We get my daughter's bike out of the back and lift it over a style into a flat farm paddock. The sign says it's 2km to the start of the DOC land, through farmland. My daughter finds the track mostly easy going as we cross the paddock of short, dry grass, except for a few areas with larger stones on the track, and soon leaves us behind then waits for us to catch up.  At the end of paddock we have to pass through a gate and the farm track turns north. From a high terrace above the Black Birch Stream, a rugged vista opens up before us. To our left across the stream, we can see the lush green of vineyards on river terraces, while in front of us the rugged bush-clad contours of the Blairich Range rise up. To our left, the Black Birch Range rises above the vineyards. There's a steep descent to the stream, and my daughter is nervous about falling off, but wants to give it a go on her bike. Eventually, she musters enough courage to give it a go, and rides her brakes to the bottom in a cloud of dust. From there, the farm track is pretty easy going, although we have to pass through a herd of cattle who are rather vocal, but fortunately also rather timid. A lone sheep in the middle of the herd seems to be either lost or having an identity crisis.

Having made our way through the bovine population, we reach a large concrete structure with some pipes, and a sign with a severe warning against polluting the stream water in any way as it is used as a domestic supply for the Awatere Valley. I find this somewhat incongruous as we watch cattle at the water's edge upstream of the sign, and we have had to dodge cow pats, like giant sloppy land-mines as we follow the track. To avoid human contamination of the waterway, a nice public convenience of the long-drop variety is provided, with a large cow pat right outside the door.
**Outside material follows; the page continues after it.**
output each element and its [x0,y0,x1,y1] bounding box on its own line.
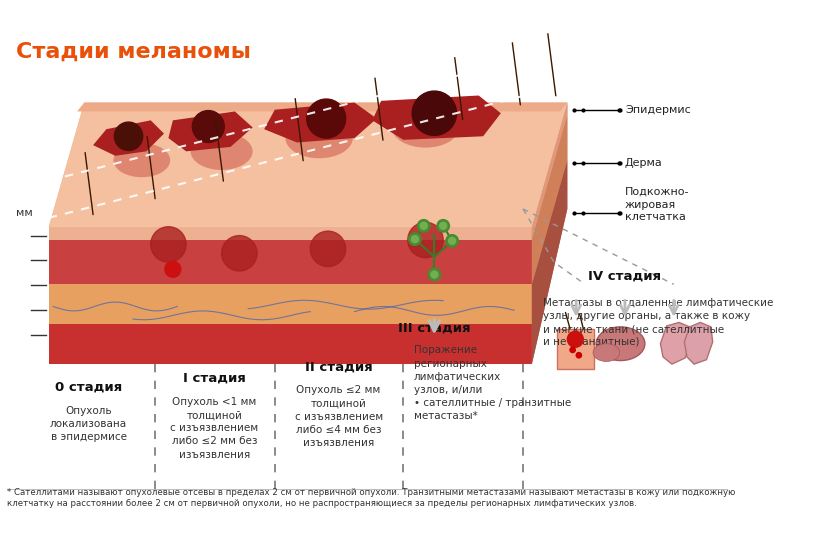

We make our way through a gate with a DOC sign on it, and loud vocalisations of cows begin to fade behind us as the track soon narrows to the point it's mostly only wide enough to walk single file. Kanuka trees begin to grow increasingly close, and we notice an abundance of ferns. Officially it's a mountain bike track as well as a walking track, but as I walk I think it must be necessary to possess a certain degree of insanity to want to cycle this track, as there are places where a few centimetres to the left leads to a drop of probably about five metres to the chattering stream below in its shadowy fern lined gorge. On foot, it feels perfectly safe, but bumping around on a bike over this uneven ground with little margin for error does seem a bit risky. Obviously my daughter feels no such fear, as it takes a great deal of persuasion to finally convince her to leave her bike under a kanuka tree and continue on foot.

Although the path is narrow in places, it is not difficult, with only a few places where the gradient becomes steeper for a short distance. There's a mix of dry grass and bracken in the more open areas, while under the tall stands of kanuka in damper places a mass of other ferns. Sadly, I see dense mats of Hieracium in many places where the noxious weed has made itself very much at home. We see a few piwakawaka flitting around and a lone kāhu circling overhead. A few times we have to gingerly step over muddy patches in the track even during this dry period of the year.

The afternoon is getting on, and as we walk, there are gradually more and more kanuka trees around us till finally we come to a sort of crossroads in thick kanuka forest where a DOC sign indicates a mountainbike track that climbs up to Blairich Ridge, or a tramping route that continues to Black Birch Bivvy. At an estimated three and a half hours to Black Birch Bivvy, we think it's time to call it an afternoon, and sit down on a fallen kanuka branch and bring out the promised chocolate and some water. 

We retrace our steps uneventfully, this time looking to the south, and the dry hills of the Awatere, certain that in future we'll be back.